Но теперь отцу Алексею было не до проповеди.

— Где люди? — спрашивал он яростным голосом.

— Спят, — об’яснил командир. — Только сейчас легли.

— А начальство где?

— Тоже спят, — сказал командир. — Всю ночь с политическими пьянствовали, а нас с вами не звали.

Недолго думая, отец Алексей принял драматическую позу и провозгласил анафему «граду сему и жителям его и Правителям его», затем демонстративно отряхнул прах с ног своих и ушел из церкви.

Вечером Сальникову доложили об анафеме. Он рассвирепел, тут же взял лист бумаги и стал строчить:

«Сего числа городской протоиерей, отец Алексей Трифонов, придя в церковь в возбужденном виде, вместо установленного молебна, произнес хульные слова, о нем почтительнейше доношу вашему преосвященству, и прочая, и прочая…»

Из всего этого дела ничего не вышло. Во-первых, отец Алексей и подсудимый командир написали по встречному доносу. А во-вторых, почта ушла только через два месяца, и неизвестно, были ли доносы действительно отправлены в Якутск. Почту заделывал Сальников, и он мох уничтожить все три доноса.

Так мы отпраздновали коронацию в 1893 году.

Летом, как сказано выше, Сальников отправился в Гижигу, а осенью вернулся обратно.
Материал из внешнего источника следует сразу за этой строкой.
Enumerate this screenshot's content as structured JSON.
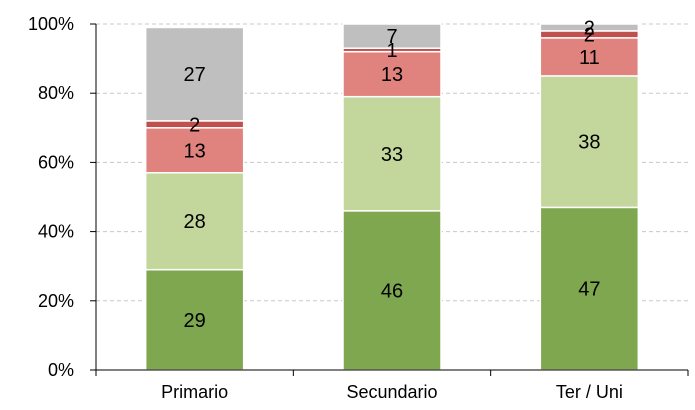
{
  "chart_data": {
    "type": "bar",
    "stacked": true,
    "categories": [
      "Primario",
      "Secundario",
      "Ter / Uni"
    ],
    "series": [
      {
        "values": [
          29,
          46,
          47
        ],
        "color": "#7ea74f",
        "label_color": "#000000"
      },
      {
        "values": [
          28,
          33,
          38
        ],
        "color": "#c3d69b",
        "label_color": "#000000"
      },
      {
        "values": [
          13,
          13,
          11
        ],
        "color": "#e0827e",
        "label_color": "#000000"
      },
      {
        "values": [
          2,
          1,
          2
        ],
        "color": "#c0504d",
        "label_color": "#000000"
      },
      {
        "values": [
          27,
          7,
          2
        ],
        "color": "#bfbfbf",
        "label_color": "#000000"
      }
    ],
    "yticks": [
      "0%",
      "20%",
      "40%",
      "60%",
      "80%",
      "100%"
    ],
    "ylim": [
      0,
      100
    ],
    "grid": true,
    "legend": "none",
    "title": "",
    "xlabel": "",
    "ylabel": ""
  }
}
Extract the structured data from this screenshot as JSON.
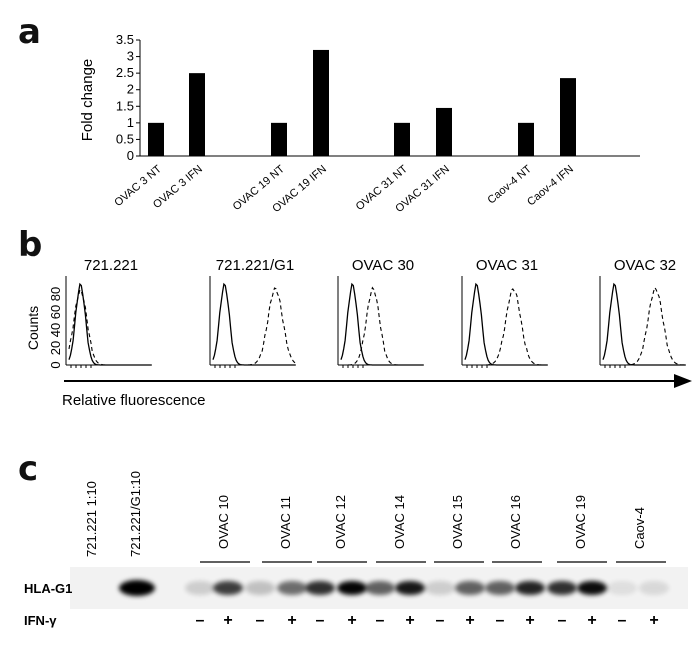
{
  "figure": {
    "panel_labels": {
      "a": "a",
      "b": "b",
      "c": "c"
    }
  },
  "chart_data": [
    {
      "type": "bar",
      "panel": "a",
      "ylabel": "Fold change",
      "ylim": [
        0,
        3.5
      ],
      "yticks": [
        "0",
        "0.5",
        "1",
        "1.5",
        "2",
        "2.5",
        "3",
        "3.5"
      ],
      "categories": [
        "OVAC 3 NT",
        "OVAC 3 IFN",
        "OVAC 19 NT",
        "OVAC 19 IFN",
        "OVAC 31 NT",
        "OVAC 31 IFN",
        "Caov-4 NT",
        "Caov-4 IFN"
      ],
      "values": [
        1,
        2.5,
        1,
        3.2,
        1,
        1.45,
        1,
        2.35
      ],
      "bar_color": "#000000"
    },
    {
      "type": "histogram",
      "panel": "b",
      "ylabel": "Counts",
      "yticks": [
        "0",
        "20",
        "40",
        "60",
        "80"
      ],
      "xlabel": "Relative fluorescence",
      "samples": [
        "721.221",
        "721.221/G1",
        "OVAC 30",
        "OVAC 31",
        "OVAC 32"
      ],
      "dashed_peak_shift": [
        0,
        0.62,
        0.25,
        0.45,
        0.5
      ]
    }
  ],
  "panel_c": {
    "control_lanes": [
      "721.221 1:10",
      "721.221/G1:10"
    ],
    "groups": [
      "OVAC 10",
      "OVAC 11",
      "OVAC 12",
      "OVAC 14",
      "OVAC 15",
      "OVAC 16",
      "OVAC 19",
      "Caov-4"
    ],
    "row_label_blot": "HLA-G1",
    "row_label_treatment": "IFN-γ",
    "minus": "–",
    "plus": "+"
  }
}
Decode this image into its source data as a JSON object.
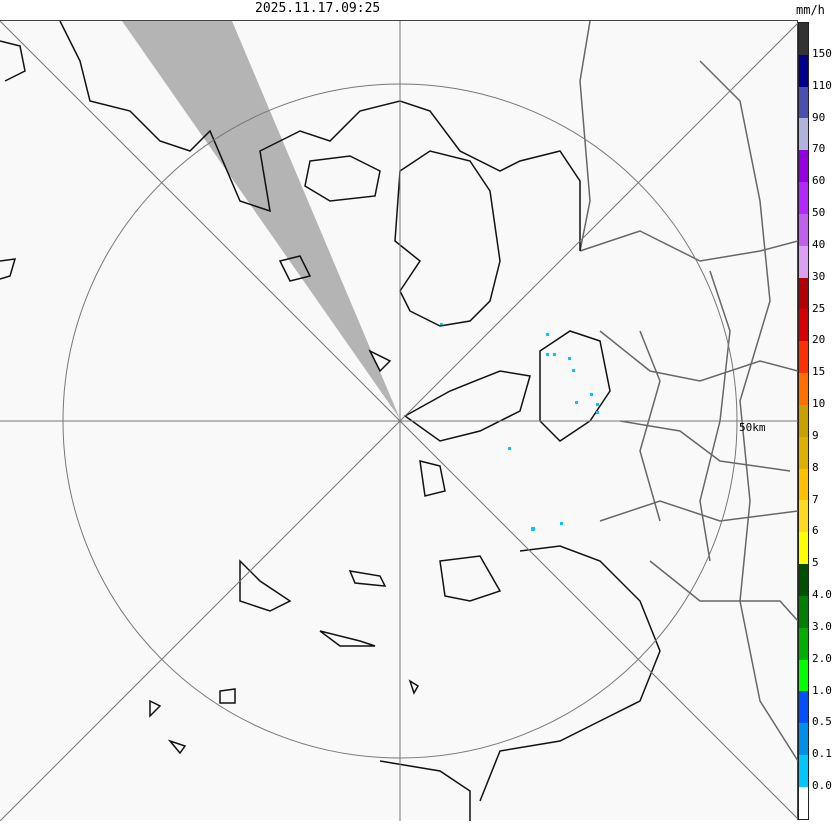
{
  "timestamp": "2025.11.17.09:25",
  "unit": "mm/h",
  "range_label": "50km",
  "legend": {
    "colors": [
      "#333333",
      "#00008c",
      "#4a50b0",
      "#b0b4dc",
      "#9600e0",
      "#b428ff",
      "#c060f0",
      "#dca0f0",
      "#b40000",
      "#d80000",
      "#ff3000",
      "#ff7000",
      "#c8a000",
      "#e0b000",
      "#ffc000",
      "#ffd820",
      "#ffff00",
      "#005000",
      "#008000",
      "#00b000",
      "#00ff00",
      "#0050ff",
      "#0090e8",
      "#00c8ff",
      "#ffffff"
    ],
    "labels": [
      "150",
      "110",
      "90",
      "70",
      "60",
      "50",
      "40",
      "30",
      "25",
      "20",
      "15",
      "10",
      "9",
      "8",
      "7",
      "6",
      "5",
      "4.0",
      "3.0",
      "2.0",
      "1.0",
      "0.5",
      "0.1",
      "0.0"
    ]
  },
  "echo_color": "#00c8ff",
  "blocked_sector_color": "#b4b4b4"
}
В январе он вернулся в Якутск и в числе прочих рапортов представил также соображения о нашем обуздании.

Плодом этих соображении поздней весной 1894 года, ровно через год после описанного мною праздника, исправник получил секретный циркуляр о том, чтобы по возможности обуздать наше право раз’ездов по колымским пустыням.

Мы, впрочем, прочли этот циркуляр раньше исправника. Почта по обыкновению пришла в растерзанном виде. Оболочки пакетов истерлись в труху. Газетные номера, казенные бумаги и частные письма перемешались в одну общую груду. Разобрать эту груду, как следует, могли только мы, ссыльные. Мы перетряхивали «Правительственный вестник» и «Сенатские ведомости» номер за номером, вылавливали оттуда письма и казенные предписания и раскладывали все это по именам и категориям. Скальский отличался особенным искусством в этой области. Иное имя он определял по единственной уцелевшей букве, подобно тому как Кювье по единственному зубу определял породу ископаемого животного.

Поэтому мы первые прочли секретный циркуляр, но прочитав, передали его исправнику. Он тоже прочел, ничего не сказал и спрятал циркуляр в стол.

Не знаю, что он ответил в Якутск «генералу Скрыпицыну». Поздней осенью пришло известие поважнее этого циркуляра. О нашей Колыме лучше сказать: не осенью, а раннею зимою, ибо река стала уже в двадцатых числах сентября.